Wizz Air passenger numbers rise 2.1% in May; BAT backs FY guidance
London open
The FTSE 100 was called to open around 20 points lower.
Stocks to watch
Budget carrier Wizz Air said May passenger numbers rose 2.1% although capacity was still impacted by the grounding of 45 Airbus aircraft due to issues with their Pratt & Whitney GTF engines.
The airline carried 5.1 million passengers with a load factor of 91%, up from 90% from 2023. Capacity rose 1.2% year on year to 5.6 million seats.
Cigarettes, tobacco and vape manufacturer British American Tobacco said it remains on track to hit guidance this year after first-half trading met expectations.

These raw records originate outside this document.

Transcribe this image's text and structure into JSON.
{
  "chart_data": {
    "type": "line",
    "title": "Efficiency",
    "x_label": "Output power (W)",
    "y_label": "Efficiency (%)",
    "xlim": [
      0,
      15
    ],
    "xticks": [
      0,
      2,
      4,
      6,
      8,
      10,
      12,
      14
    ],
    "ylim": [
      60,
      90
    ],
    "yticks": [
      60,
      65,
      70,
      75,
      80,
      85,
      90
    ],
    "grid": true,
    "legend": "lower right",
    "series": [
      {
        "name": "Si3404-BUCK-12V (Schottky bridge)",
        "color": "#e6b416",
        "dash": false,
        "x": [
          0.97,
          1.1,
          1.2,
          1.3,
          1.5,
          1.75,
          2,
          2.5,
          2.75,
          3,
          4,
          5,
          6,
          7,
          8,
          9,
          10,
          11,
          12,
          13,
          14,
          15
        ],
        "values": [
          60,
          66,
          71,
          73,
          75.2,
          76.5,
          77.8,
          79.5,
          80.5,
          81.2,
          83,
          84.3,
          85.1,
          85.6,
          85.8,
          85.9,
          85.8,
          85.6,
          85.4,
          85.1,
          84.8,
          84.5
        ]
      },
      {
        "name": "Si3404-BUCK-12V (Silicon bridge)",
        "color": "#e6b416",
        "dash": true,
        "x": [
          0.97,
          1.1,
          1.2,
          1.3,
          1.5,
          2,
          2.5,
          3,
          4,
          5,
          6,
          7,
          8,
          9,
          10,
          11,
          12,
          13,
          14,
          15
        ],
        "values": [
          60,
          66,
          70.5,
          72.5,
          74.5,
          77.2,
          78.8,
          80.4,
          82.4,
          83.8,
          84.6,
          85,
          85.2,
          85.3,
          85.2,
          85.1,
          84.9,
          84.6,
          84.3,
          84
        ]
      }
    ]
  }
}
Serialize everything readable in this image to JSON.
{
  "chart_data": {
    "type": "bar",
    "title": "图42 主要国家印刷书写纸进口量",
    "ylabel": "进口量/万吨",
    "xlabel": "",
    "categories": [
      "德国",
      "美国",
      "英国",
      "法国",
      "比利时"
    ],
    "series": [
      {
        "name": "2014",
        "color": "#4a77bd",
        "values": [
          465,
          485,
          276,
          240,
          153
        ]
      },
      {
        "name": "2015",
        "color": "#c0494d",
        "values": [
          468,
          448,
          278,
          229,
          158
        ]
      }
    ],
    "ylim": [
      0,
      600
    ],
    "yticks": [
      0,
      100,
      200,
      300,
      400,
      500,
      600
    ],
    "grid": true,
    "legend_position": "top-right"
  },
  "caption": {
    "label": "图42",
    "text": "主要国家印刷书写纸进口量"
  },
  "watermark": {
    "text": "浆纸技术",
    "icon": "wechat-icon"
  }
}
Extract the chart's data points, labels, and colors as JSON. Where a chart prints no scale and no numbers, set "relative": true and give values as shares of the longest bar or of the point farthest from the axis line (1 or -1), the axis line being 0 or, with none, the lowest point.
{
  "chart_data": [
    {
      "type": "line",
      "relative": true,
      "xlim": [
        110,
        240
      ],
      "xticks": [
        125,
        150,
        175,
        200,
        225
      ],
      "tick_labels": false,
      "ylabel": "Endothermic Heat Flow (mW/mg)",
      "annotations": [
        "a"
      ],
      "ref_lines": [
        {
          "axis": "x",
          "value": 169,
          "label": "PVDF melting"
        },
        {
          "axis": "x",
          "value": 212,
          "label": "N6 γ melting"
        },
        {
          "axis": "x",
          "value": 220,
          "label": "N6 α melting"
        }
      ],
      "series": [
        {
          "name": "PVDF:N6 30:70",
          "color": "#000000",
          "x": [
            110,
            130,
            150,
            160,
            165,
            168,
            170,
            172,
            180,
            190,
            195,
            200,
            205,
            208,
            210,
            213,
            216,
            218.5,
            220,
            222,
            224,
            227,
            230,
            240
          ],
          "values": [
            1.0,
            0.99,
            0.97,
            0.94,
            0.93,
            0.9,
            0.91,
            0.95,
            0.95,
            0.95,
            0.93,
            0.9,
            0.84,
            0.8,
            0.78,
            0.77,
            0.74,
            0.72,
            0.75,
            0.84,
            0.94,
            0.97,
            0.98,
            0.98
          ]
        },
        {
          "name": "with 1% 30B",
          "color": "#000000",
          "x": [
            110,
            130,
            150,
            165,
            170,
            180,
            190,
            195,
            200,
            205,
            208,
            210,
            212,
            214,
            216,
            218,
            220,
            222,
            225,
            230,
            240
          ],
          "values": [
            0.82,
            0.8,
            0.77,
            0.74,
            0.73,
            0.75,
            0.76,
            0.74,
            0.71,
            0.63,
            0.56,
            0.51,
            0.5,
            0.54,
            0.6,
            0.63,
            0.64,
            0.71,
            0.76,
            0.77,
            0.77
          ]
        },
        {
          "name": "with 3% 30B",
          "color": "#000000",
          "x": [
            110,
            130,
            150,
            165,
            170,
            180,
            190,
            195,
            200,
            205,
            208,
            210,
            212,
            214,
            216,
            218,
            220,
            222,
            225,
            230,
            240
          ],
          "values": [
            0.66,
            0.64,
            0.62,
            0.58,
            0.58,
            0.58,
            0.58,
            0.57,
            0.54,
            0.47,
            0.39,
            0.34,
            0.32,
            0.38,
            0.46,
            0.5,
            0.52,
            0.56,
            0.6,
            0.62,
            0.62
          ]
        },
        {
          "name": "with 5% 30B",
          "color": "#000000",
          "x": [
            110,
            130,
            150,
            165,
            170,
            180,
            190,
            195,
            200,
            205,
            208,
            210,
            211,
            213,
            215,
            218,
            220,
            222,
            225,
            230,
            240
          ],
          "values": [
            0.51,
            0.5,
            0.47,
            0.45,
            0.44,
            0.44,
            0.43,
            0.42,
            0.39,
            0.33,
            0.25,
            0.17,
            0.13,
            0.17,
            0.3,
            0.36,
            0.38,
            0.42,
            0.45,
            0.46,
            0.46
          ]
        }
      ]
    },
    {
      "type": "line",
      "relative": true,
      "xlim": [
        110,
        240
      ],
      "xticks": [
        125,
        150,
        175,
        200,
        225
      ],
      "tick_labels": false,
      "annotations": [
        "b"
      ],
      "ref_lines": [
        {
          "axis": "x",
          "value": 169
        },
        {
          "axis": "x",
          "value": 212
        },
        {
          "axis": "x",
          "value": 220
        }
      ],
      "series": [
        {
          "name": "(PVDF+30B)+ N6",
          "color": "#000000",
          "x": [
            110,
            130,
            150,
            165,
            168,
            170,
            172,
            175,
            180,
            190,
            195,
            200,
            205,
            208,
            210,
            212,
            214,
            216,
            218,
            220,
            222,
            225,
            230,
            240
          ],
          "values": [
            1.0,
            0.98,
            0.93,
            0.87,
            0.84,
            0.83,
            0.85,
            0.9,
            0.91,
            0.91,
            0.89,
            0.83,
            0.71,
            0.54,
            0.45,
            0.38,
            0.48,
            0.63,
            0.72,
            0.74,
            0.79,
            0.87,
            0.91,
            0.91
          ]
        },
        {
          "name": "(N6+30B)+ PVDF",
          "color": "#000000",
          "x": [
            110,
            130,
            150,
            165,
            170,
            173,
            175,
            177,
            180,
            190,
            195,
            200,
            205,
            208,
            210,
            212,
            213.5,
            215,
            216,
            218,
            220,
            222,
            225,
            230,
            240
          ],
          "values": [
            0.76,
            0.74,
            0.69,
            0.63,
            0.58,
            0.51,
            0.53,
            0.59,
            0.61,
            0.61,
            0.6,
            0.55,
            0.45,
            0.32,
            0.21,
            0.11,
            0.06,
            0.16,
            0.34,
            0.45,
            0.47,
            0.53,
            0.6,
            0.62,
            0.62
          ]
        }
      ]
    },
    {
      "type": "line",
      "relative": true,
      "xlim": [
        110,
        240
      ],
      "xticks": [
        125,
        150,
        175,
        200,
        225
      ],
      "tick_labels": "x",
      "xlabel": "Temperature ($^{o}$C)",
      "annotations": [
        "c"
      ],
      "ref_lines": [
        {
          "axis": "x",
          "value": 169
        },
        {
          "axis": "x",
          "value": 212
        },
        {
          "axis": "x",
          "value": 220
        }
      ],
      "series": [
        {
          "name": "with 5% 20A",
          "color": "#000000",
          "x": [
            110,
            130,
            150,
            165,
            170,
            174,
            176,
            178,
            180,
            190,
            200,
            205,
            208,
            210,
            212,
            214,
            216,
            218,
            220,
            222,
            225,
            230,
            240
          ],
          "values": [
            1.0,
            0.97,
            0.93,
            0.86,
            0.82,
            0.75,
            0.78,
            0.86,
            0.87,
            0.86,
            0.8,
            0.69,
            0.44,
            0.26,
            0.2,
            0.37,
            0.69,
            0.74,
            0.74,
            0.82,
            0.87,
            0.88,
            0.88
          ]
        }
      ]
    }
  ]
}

Full-year results, which should deliver low-single digit increases in revenue and adjusted profit, will be weighted to the second half as previously highlighted, with growth still expected to accelerate “driven by the phasing of innovation in New Categories, and the benefits of H1 investment in US commercial actions and related wholesaler inventory movements”.
Newspaper round-up
Lawyers and HR experts expect an increase in employment tribunal cases as companies increasingly clamp down on working from home and staff become resentful that the flexibility they have enjoyed since the pandemic is being slowly rolled back. A number of companies are now advocating a full five-day return to the office, with others enforcing a minimum number of days in the workplace. Administrative staff at Boots, who previously worked in the office three days a week, will return to the office five days a week from September. Many US banks, such as Goldman Sachs, also expect senior staff to come in for the full week, and its chief executive, David Solomon, labelled remote working an “aberration”. – Guardian
Star fund manager Nick Train has paid himself an estimated £14m dividend despite apologising last month for a recent run of poor stock-picking. Accounts for Lindsell Train, the investment firm founded by Mr Train and Mike Lindsell, showed its founders shared a dividend pot worth £39m in the year to January. Mr Train and Mr Lindsell, with their spouses, each own around 36pc of the business. - Telegraph
The US owner of Channel 5 has agreed to a $8bn (£6.3bn) merger deal with a billionaire tech heir’s production company, signalling an end to a months-long takeover saga. Paramount, the TV and film studio formerly known as ViacomCBS, has reportedly agreed to the terms of a merger with Skydance, a company set up by David Ellison, whose father is the Silicon Valley mogul Larry Ellison. – Telegraph
London must not become a listings venue of “last resort” for companies with “dubious human rights records”, one of London’s leading fund managers has warned in a broadside against the City’s bid to host the $70 billion float of Shein. Peter Hugh Smith, chief executive of CCLA Investment Management, which oversees about £14 billion of assets and is an investor in Amazon, said reports that the Chinese fast fashion group was eyeing a float in the UK were “worrying”. – The Times
Sam Altman, chief executive of OpenAI, has quietly built up a portfolio of personal investments valued at almost $3 billion in technology companies, some of which do business with his artificial intelligence firm. Altman, 39, has become one of Silicon Valley’s most prolific investors with holdings in more than 400 companies, including Airbnb, Stripe and Reddit, managed by his family office. The scale of his investment empire was first reported by The Wall Street Journal. - The Times
US close
Wall Street stocks delivered a mixed performance on Monday after a big day for the blue-chip Dow Jones in the previous session.
At the close, the Dow Jones Industrial Average was down 0.30% at 38,571.03, while the S&P 500 advanced 0.11% to 5,283.40 and the Nasdaq Composite saw out the session 0.56% firmer at 16,828.67.
The Dow closed 115.29 points lower on Monday, taking a bite out of solid gains recorded in the previous session.